A HELOC (Home Equity Line of Credit) gives you the flexibility to borrow against your home equity.
As property values in Hawaii grow, a surplus of equity in your home is also growing and available.
Of course, it doesn’t make sense to refinance the entire balance of your existing mortgage unless you are sitting at a high rate. If you have a lower interest rate on your existing home loan though, tapping into the existing equity with a Home Equity Loan may make the most sense to help you cover larger expenses.
HOW A HELOC WORKS
Like a credit card that allows you to borrow against a limit in increments and as many times as needed, a HELOC works much the same way.
- For example, your home is valued at $1 million and you have an existing mortgage on your home with a $500,000 balance. You’re approved for a HELOC with an 80% LTV (loan-to-value) of your home’s equity. You can be approved for a HELOC with a limit of up to $125,000 dependent on your creditworthiness (the extent to which a person is considered suitable to receive monetary credit based on their credit score).
- $1,000,000 (estimated home value) x 80% (Loan-to-Value or LTV) = $800,000
- $800,000 (80% LTV of your estimated home value) – $500,000 (existing mortgage balance) = $300,000 (you possible line-of-credit)
To set your rate, typically a financial institution will set their rate dependent on what is the prime rate (a rate set by the Federal Reserve) at the current time.

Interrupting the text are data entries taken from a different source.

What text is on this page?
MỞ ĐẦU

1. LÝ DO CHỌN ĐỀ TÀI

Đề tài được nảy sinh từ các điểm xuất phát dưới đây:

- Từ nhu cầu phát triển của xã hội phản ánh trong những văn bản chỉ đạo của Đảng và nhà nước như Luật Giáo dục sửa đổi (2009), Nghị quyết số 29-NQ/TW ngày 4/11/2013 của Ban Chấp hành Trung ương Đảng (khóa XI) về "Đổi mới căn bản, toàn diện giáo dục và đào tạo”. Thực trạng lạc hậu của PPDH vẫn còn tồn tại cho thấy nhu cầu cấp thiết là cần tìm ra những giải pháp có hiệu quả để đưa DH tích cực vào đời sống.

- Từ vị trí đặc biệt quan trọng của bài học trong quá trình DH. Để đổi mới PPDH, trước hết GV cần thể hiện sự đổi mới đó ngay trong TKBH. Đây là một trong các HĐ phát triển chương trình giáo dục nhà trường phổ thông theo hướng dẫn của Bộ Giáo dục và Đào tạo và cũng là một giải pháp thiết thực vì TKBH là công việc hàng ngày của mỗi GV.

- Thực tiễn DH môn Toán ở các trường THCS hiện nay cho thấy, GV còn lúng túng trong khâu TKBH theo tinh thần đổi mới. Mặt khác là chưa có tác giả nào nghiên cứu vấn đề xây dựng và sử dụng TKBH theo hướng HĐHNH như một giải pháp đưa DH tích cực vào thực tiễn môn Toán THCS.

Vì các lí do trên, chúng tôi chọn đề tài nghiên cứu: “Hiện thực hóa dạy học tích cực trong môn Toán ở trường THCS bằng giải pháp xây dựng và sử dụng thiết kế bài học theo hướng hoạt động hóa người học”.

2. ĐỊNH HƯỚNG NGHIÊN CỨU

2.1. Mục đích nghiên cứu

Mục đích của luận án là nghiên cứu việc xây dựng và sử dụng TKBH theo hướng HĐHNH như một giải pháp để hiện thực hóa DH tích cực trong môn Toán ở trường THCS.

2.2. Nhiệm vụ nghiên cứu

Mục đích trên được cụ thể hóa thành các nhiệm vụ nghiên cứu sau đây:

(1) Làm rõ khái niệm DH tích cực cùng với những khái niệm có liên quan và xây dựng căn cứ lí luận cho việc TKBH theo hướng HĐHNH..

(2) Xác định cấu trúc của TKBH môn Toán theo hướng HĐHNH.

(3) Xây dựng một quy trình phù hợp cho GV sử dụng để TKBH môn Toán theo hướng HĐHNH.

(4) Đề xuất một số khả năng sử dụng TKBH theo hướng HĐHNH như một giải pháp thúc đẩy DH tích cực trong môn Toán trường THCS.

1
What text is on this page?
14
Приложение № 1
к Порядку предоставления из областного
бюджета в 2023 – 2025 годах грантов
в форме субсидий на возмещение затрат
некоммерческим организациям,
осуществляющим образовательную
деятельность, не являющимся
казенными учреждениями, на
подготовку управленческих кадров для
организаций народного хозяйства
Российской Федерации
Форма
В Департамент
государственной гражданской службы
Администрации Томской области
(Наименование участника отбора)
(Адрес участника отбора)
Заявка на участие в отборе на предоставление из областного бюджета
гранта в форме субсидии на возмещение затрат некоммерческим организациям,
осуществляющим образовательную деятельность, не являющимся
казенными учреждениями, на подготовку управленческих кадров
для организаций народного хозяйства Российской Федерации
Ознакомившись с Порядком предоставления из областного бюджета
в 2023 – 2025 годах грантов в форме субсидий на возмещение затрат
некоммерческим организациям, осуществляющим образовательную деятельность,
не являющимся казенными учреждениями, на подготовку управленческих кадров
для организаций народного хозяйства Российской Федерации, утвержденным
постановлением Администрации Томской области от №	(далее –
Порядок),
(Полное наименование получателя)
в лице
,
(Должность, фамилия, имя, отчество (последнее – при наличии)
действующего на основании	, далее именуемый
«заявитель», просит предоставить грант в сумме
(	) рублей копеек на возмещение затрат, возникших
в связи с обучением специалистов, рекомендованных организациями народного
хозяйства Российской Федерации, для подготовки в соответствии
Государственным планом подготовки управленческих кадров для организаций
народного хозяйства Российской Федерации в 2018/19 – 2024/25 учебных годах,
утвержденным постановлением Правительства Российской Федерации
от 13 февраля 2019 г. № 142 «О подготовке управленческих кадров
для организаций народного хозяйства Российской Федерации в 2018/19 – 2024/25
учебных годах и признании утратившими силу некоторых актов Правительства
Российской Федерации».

Most HELOCs have variable interest rates. Variable means the rate will go up or down with the market. As a result, variable rates leave you vulnerable to rising interest rates so be sure to take this into account.
Sometimes you can catch a special promotional fixed rate or opt for a fixed rate option. A fixed rate is where the Annual Percentage Rate (APR) does not change for a specific period of time (often called term).